The Danish Girl Leaves Maturity And Realism Out of The Picture

Jillian Ada Burrows
Jill Burrows
Published in
12 min readMar 2, 2016

The Danish Girl bills itself as a movie about Lili Elbe, the first publicly known transsexual woman to receive very experimental surgeries for her transition. Its screenplay is loosely based on a completely fictionalized account of Lili and Gerda[1]. It makes a very slight attempt to stay true to the actual history of their lives. The film opens with a sequence of panoramas of Lili’s childhood landscapes. These form a main theme for the visuals and art in the movie and help give it a sense of cohesiveness and closure. The cinematography is stunning in those sequences. The play of light in those scenes conveys a sense of the movie being a dynamic painting — a feeling which stays for the whole movie.

As a movie about a transgender woman, I was surprised to find it doesn’t help the plight of transgender people at all. I found it confusing at best. It only skirts around the real matters a transgender individual deals with and presents a bunch of worn and inaccurate tropes to viewers. At its worst, it sends the message that Lili was foolhardy and doomed to die. In some ways the movie portrays Lili’s transition as a lifestyle choice — which is never the case when it comes to transsexuality (or being intersex, for that matter). Its a choice between giving up (suicide) and struggling to be oneself. These were two very important parts of Lili’s real life narrative which escaped the movie.
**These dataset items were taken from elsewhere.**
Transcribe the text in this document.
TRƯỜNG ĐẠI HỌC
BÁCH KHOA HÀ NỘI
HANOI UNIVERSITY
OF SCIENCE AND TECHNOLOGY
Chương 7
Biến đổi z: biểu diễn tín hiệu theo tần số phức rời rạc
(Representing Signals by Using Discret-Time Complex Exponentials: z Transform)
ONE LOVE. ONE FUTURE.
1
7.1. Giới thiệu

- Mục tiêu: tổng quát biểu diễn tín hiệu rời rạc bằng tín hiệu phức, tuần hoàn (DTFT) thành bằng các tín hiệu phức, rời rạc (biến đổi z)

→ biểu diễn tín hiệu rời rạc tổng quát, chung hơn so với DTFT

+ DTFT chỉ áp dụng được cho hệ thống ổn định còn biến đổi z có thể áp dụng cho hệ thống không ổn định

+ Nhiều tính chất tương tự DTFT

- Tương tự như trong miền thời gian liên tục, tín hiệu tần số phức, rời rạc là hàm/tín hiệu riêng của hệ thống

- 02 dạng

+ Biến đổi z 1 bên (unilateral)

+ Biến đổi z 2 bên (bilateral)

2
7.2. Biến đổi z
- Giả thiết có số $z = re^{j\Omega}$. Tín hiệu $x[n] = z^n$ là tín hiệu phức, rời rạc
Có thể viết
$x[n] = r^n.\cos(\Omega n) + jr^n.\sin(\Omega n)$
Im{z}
Another aspect of the movie which suffered was its historical accuracy. Through much of the movie, I had no sense of the timeframe in which it was happening. I also had no sense it started during part of WWI. I also felt lost in terms of place. It just felt vaguely European, and not so French. In real life, the couple spent a lot of time in Paris during the 1920s with a few travels to the countryside and Capri, an Italian island with a reputation for having a few clusters of lesbians and gay men. Much of Gerda’s artwork appeared in popular magazines, such as Vogue and La Baïonette, as well as some dirty rags, such as La Vie Parisienne. The two of them would have enjoyed rubbing elbows with some of our worlds most highly regarded artists and writers of the “Lost Generation”. Gerda and Lili (as Einar) even exhibited in the Salon d’Automne.

Lili, Paris c. 1926
Gerda Wegner’s cover art for the April 4 1918 issue of La Baïonnette, a French weekly satire magazine
The Dancer, c. 1930 by Gerda Wegner

When the movie portrays Lili and Gerda’s relationship, it presents a very sparse picture. It presents a tired and boring view of the couple, especially for a movie that mostly takes place among artists in the Left bank of Paris in the 1920s. The dances they appeared at in the movie were probably a far cry from the balls and parties they actually would have gone to in the 1920s.
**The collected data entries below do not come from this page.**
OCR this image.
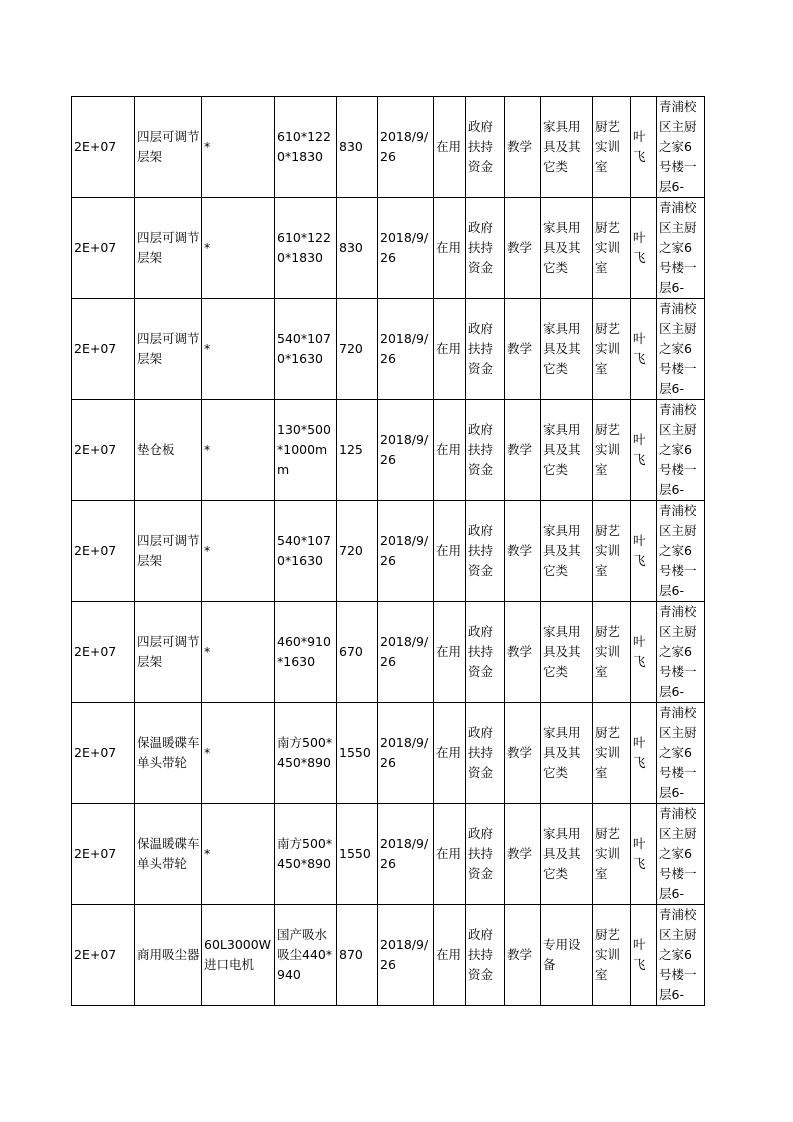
2E+07	四层可调节层架	*	610*1220*1830	830	2018/9/26	在用	政府扶持资金	教学	家具用具及其它类	厨艺实训室	叶飞	青浦校区主厨之家6号楼一层6-
2E+07	四层可调节层架	*	610*1220*1830	830	2018/9/26	在用	政府扶持资金	教学	家具用具及其它类	厨艺实训室	叶飞	青浦校区主厨之家6号楼一层6-
2E+07	四层可调节层架	*	540*1070*1630	720	2018/9/26	在用	政府扶持资金	教学	家具用具及其它类	厨艺实训室	叶飞	青浦校区主厨之家6号楼一层6-
2E+07	垫仓板	*	130*500*1000mm	125	2018/9/26	在用	政府扶持资金	教学	家具用具及其它类	厨艺实训室	叶飞	青浦校区主厨之家6号楼一层6-
2E+07	四层可调节层架	*	540*1070*1630	720	2018/9/26	在用	政府扶持资金	教学	家具用具及其它类	厨艺实训室	叶飞	青浦校区主厨之家6号楼一层6-
2E+07	四层可调节层架	*	460*910*1630	670	2018/9/26	在用	政府扶持资金	教学	家具用具及其它类	厨艺实训室	叶飞	青浦校区主厨之家6号楼一层6-
2E+07	保温暖碟车单头带轮	*	南方500*450*890	1550	2018/9/26	在用	政府扶持资金	教学	家具用具及其它类	厨艺实训室	叶飞	青浦校区主厨之家6号楼一层6-
2E+07	保温暖碟车单头带轮	*	南方500*450*890	1550	2018/9/26	在用	政府扶持资金	教学	家具用具及其它类	厨艺实训室	叶飞	青浦校区主厨之家6号楼一层6-
2E+07	商用吸尘器	60L3000W进口电机	国产吸水吸尘440*940	870	2018/9/26	在用	政府扶持资金	教学	专用设备	厨艺实训室	叶飞	青浦校区主厨之家6号楼一层6-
Photo of a costume ball in an artists studio, c. 1920s, photo of a photo in Kiki’s Paris: Artists and Lovers 1900–1930

There could have been so much more depth and exploration of their relationship as a queer couple. There could have been more focus on how Lili, when presenting as Einar, was always feminine and how that was an underlying factor in their relationship working — especially considering Gerda’s interest in depicting women and their relationship the way she did. They could easily have been in a relationship much more akin to a lesbian relationship. Instead, it’s been hetero-washed and confused.

Lili and Elna Tegner at a carnival, probably c. early 1920s

Somehow, this movie partially confused gender dysphoria with a transvestic fetish. For those unfamiliar with the term dysphoria, it is an intense unease. So gender dysphoria would be an intense unease about the gender one was assigned at birth. This movie would be so much better if it focused on how natural being in a certain kind of clothing and social context was for Lili. It could have focused on how Lili’s transition was really a process of bringing other people’s perceptions of her into alignment with her own identity. Instead, it focused on the sensuality of putting on women’s clothing and how easily Eddie Redmayne could reach an orgasm while dressed up.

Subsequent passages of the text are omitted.